Estimating prevalence
    
   	Sample size to estimate a true prevalence with an imperfect test
        
	This utility calculates the sample size required to estimate true prevalence
          with a specified level of confidence and precision, assuming a test with imperfect
          sensitivity and/or specificity. The same method applies for estimating both animal and
          herd-level prevalence, with herd-sensitivity and herd-specificity substituted for
          animal-level values to estimate true herd-prevalence. The method is as described by:
          Humphry RW, Cameron A, Gunn GJ, 2004. A practical approach to calculate sample size for
          herd prevalence surveys. 
Prev. Vet. Med. 65: 173-188. Adjustment for finite
          population size is described by Thrusfield M, 2005. Veterinary Epidemiology, 3rd Edition,
          Blackwell Science, Oxford, UK (p 233-234).
	Inputs are the assumed true prevalence, the desired level of confidence,
          the desired precision of the estimate and the assumed values for sensitivity and
          specificity of the testing regimen used. The desired precision of the estimate
          (also sometimes called the allowable or acceptable error in the estimate) is half the width of the desired
          confidence interval. For example if you would like the confidence interval width to be about
          0.1 (10%) you would enter a precision of +/- 0.05 (5%).
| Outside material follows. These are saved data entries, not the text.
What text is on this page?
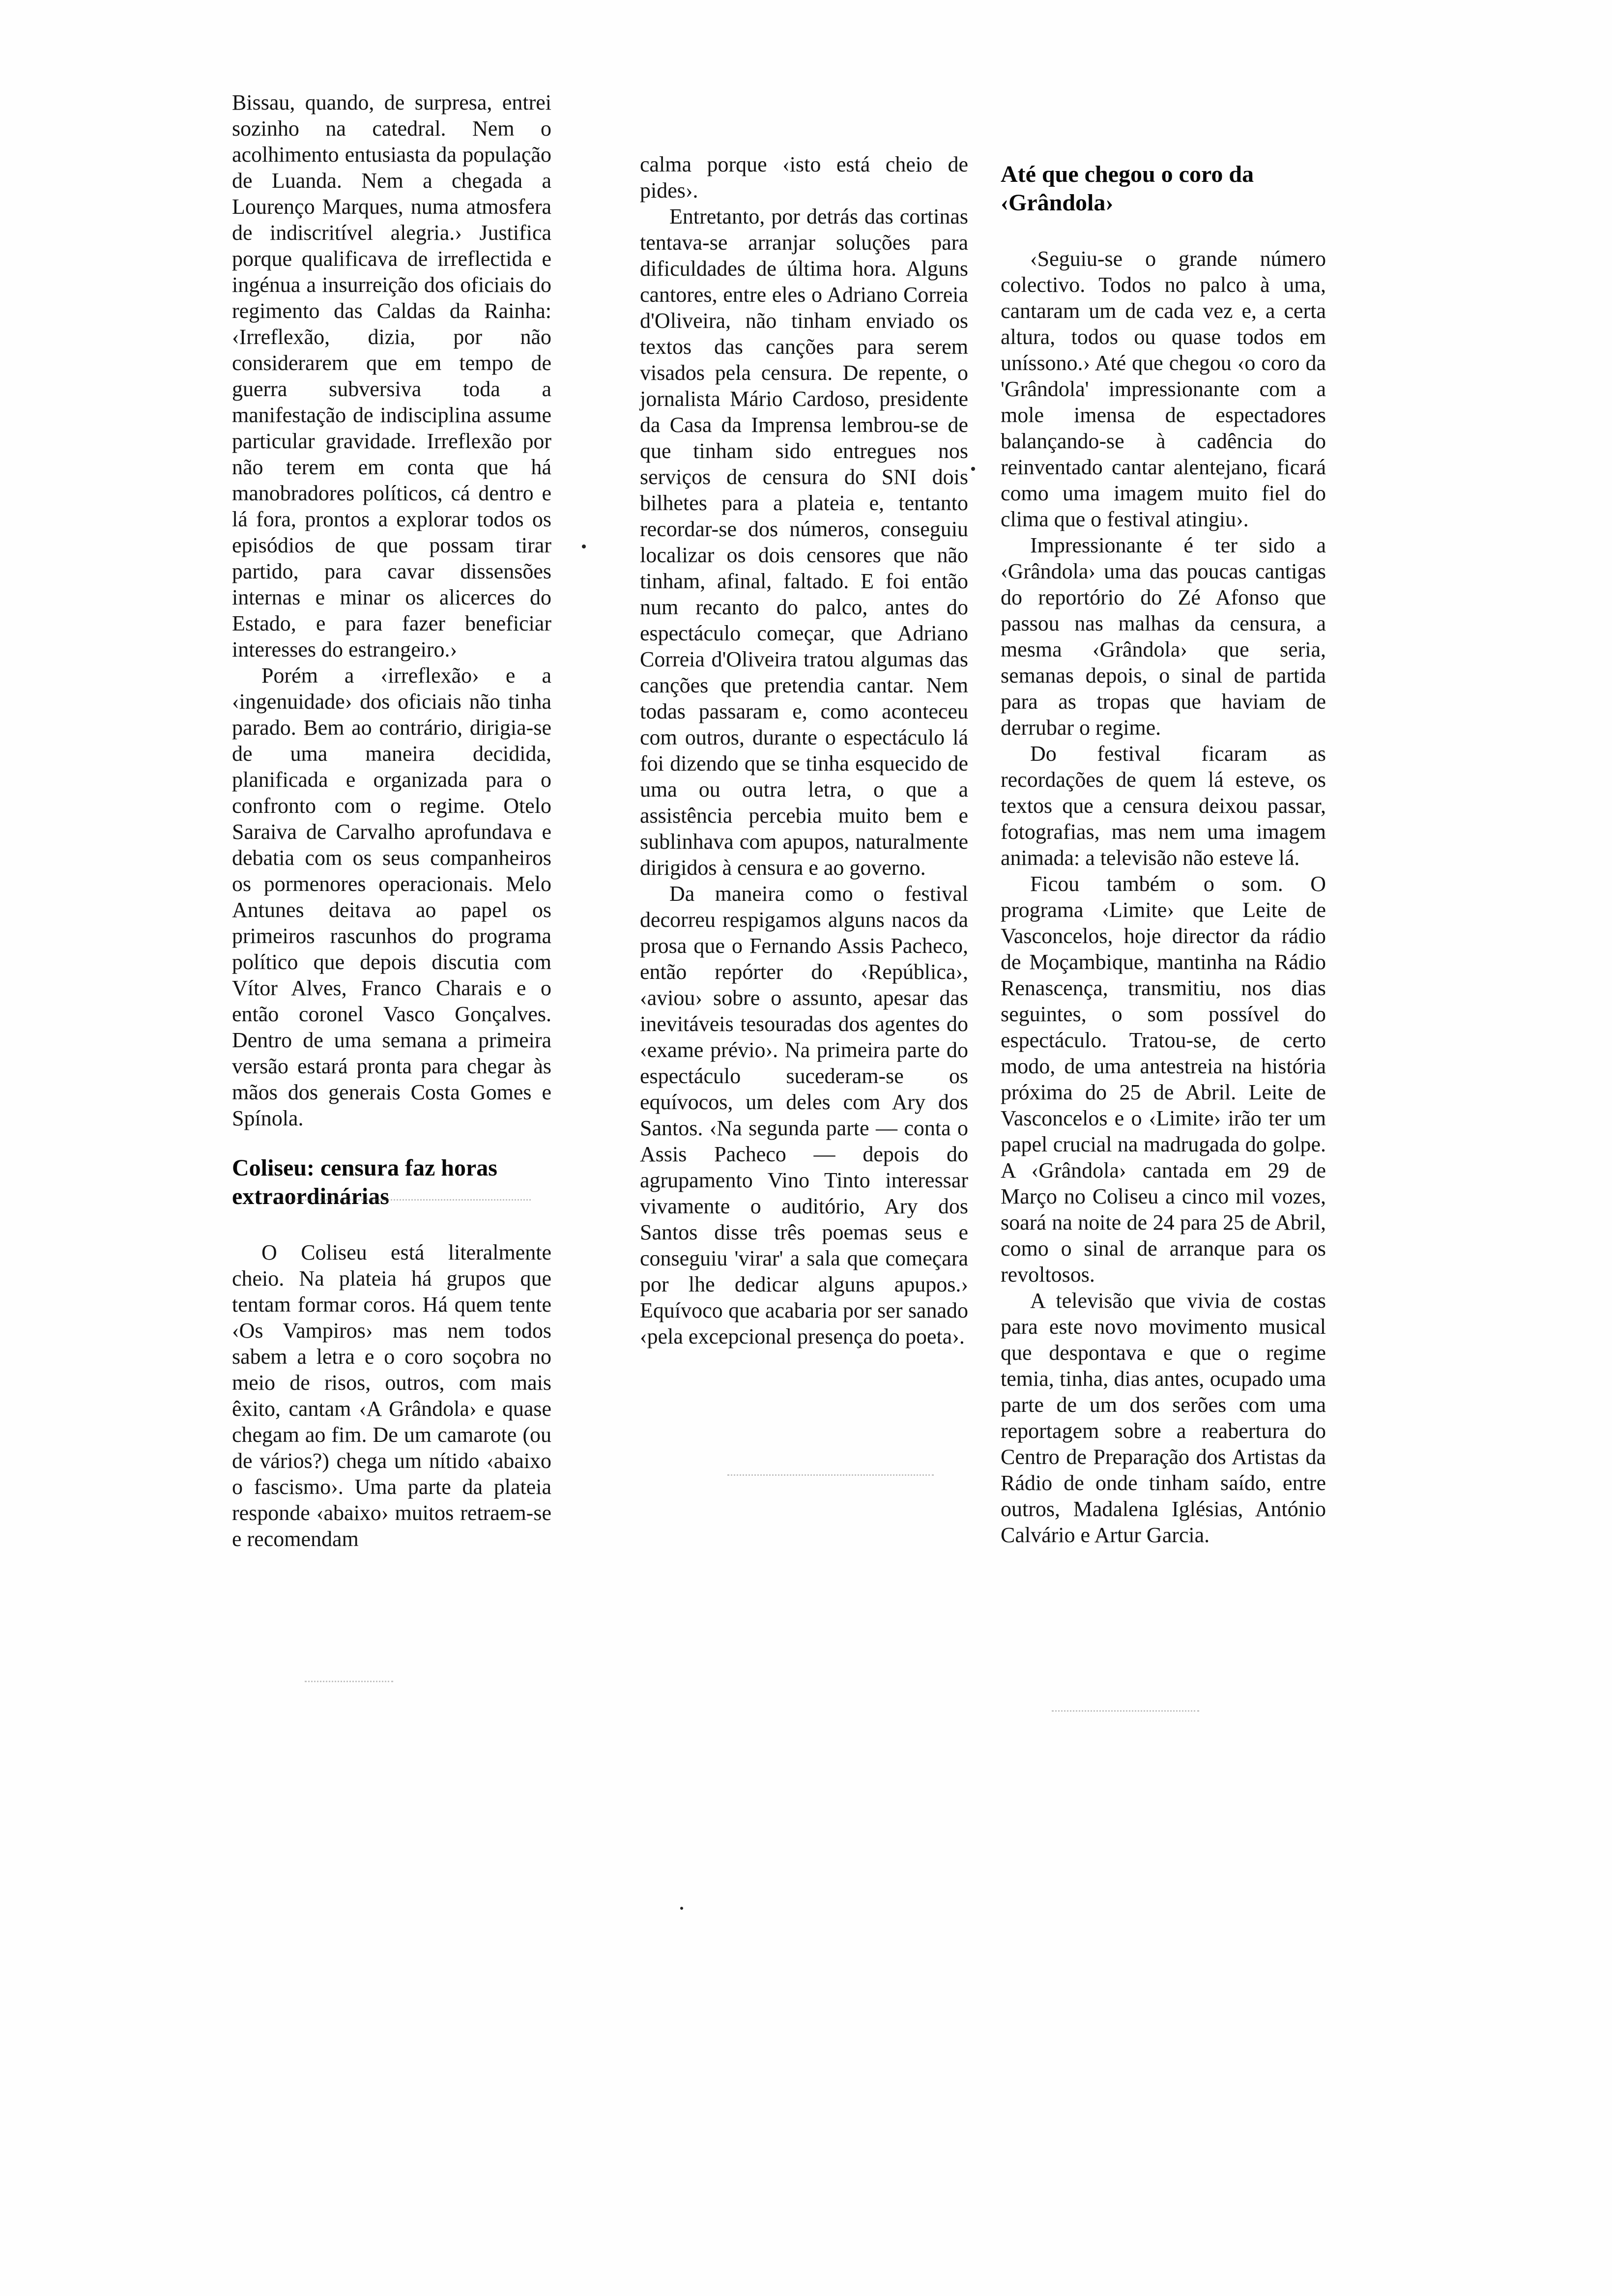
Bissau, quando, de surpresa, entrei sozinho na catedral. Nem o acolhimento entusiasta da população de Luanda. Nem a chegada a Lourenço Marques, numa atmosfera de indiscritível alegria.› Justifica porque qualificava de irreflectida e ingénua a insurreição dos oficiais do regimento das Caldas da Rainha: ‹Irreflexão, dizia, por não considerarem que em tempo de guerra subversiva toda a manifestação de indisciplina assume particular gravidade. Irreflexão por não terem em conta que há manobradores políticos, cá dentro e lá fora, prontos a explorar todos os episódios de que possam tirar partido, para cavar dissensões internas e minar os alicerces do Estado, e para fazer beneficiar interesses do estrangeiro.›

Porém a ‹irreflexão› e a ‹ingenuidade› dos oficiais não tinha parado. Bem ao contrário, dirigia-se de uma maneira decidida, planificada e organizada para o confronto com o regime. Otelo Saraiva de Carvalho aprofundava e debatia com os seus companheiros os pormenores operacionais. Melo Antunes deitava ao papel os primeiros rascunhos do programa político que depois discutia com Vítor Alves, Franco Charais e o então coronel Vasco Gonçalves. Dentro de uma semana a primeira versão estará pronta para chegar às mãos dos generais Costa Gomes e Spínola.

Coliseu: censura faz horas extraordinárias

O Coliseu está literalmente cheio. Na plateia há grupos que tentam formar coros. Há quem tente ‹Os Vampiros› mas nem todos sabem a letra e o coro soçobra no meio de risos, outros, com mais êxito, cantam ‹A Grândola› e quase chegam ao fim. De um camarote (ou de vários?) chega um nítido ‹abaixo o fascismo›. Uma parte da plateia responde ‹abaixo› muitos retraem-se e recomendam

calma porque ‹isto está cheio de pides›.

Entretanto, por detrás das cortinas tentava-se arranjar soluções para dificuldades de última hora. Alguns cantores, entre eles o Adriano Correia d'Oliveira, não tinham enviado os textos das canções para serem visados pela censura. De repente, o jornalista Mário Cardoso, presidente da Casa da Imprensa lembrou-se de que tinham sido entregues nos serviços de censura do SNI dois bilhetes para a plateia e, tentanto recordar-se dos números, conseguiu localizar os dois censores que não tinham, afinal, faltado. E foi então num recanto do palco, antes do espectáculo começar, que Adriano Correia d'Oliveira tratou algumas das canções que pretendia cantar. Nem todas passaram e, como aconteceu com outros, durante o espectáculo lá foi dizendo que se tinha esquecido de uma ou outra letra, o que a assistência percebia muito bem e sublinhava com apupos, naturalmente dirigidos à censura e ao governo.

Da maneira como o festival decorreu respigamos alguns nacos da prosa que o Fernando Assis Pacheco, então repórter do ‹República›, ‹aviou› sobre o assunto, apesar das inevitáveis tesouradas dos agentes do ‹exame prévio›. Na primeira parte do espectáculo sucederam-se os equívocos, um deles com Ary dos Santos. ‹Na segunda parte — conta o Assis Pacheco — depois do agrupamento Vino Tinto interessar vivamente o auditório, Ary dos Santos disse três poemas seus e conseguiu 'virar' a sala que começara por lhe dedicar alguns apupos.› Equívoco que acabaria por ser sanado ‹pela excepcional presença do poeta›.

Até que chegou o coro da ‹Grândola›

‹Seguiu-se o grande número colectivo. Todos no palco à uma, cantaram um de cada vez e, a certa altura, todos ou quase todos em uníssono.› Até que chegou ‹o coro da 'Grândola' impressionante com a mole imensa de espectadores balançando-se à cadência do reinventado cantar alentejano, ficará como uma imagem muito fiel do clima que o festival atingiu›.

Impressionante é ter sido a ‹Grândola› uma das poucas cantigas do reportório do Zé Afonso que passou nas malhas da censura, a mesma ‹Grândola› que seria, semanas depois, o sinal de partida para as tropas que haviam de derrubar o regime.

Do festival ficaram as recordações de quem lá esteve, os textos que a censura deixou passar, fotografias, mas nem uma imagem animada: a televisão não esteve lá.

Ficou também o som. O programa ‹Limite› que Leite de Vasconcelos, hoje director da rádio de Moçambique, mantinha na Rádio Renascença, transmitiu, nos dias seguintes, o som possível do espectáculo. Tratou-se, de certo modo, de uma antestreia na história próxima do 25 de Abril. Leite de Vasconcelos e o ‹Limite› irão ter um papel crucial na madrugada do golpe. A ‹Grândola› cantada em 29 de Março no Coliseu a cinco mil vozes, soará na noite de 24 para 25 de Abril, como o sinal de arranque para os revoltosos.

A televisão que vivia de costas para este novo movimento musical que despontava e que o regime temia, tinha, dias antes, ocupado uma parte de um dos serões com uma reportagem sobre a reabertura do Centro de Preparação dos Artistas da Rádio de onde tinham saído, entre outros, Madalena Iglésias, António Calvário e Artur Garcia.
	To calculate sample size for herd-prevalence estimation, use herd-level values for
          assumed prevalence, sensitivity and specificity instead of animal-level values.
	Sample size is calculated for an assumed large (infinite) population. If the optional
          population size is provided the sample size estimate is adjusted for the population specified.
	
Note: 
	Adjustment for finite population size may underestimate required sample size unless
          this is also taken into account when estimating variance and resulting confidence interval.
	The program outputs the sample size required to estimate the true prevalence with the
          desired precision and confidence. Tables of sample sizes for a range of values for prevalence
          and precision and for sensitivity and specificity are also produced.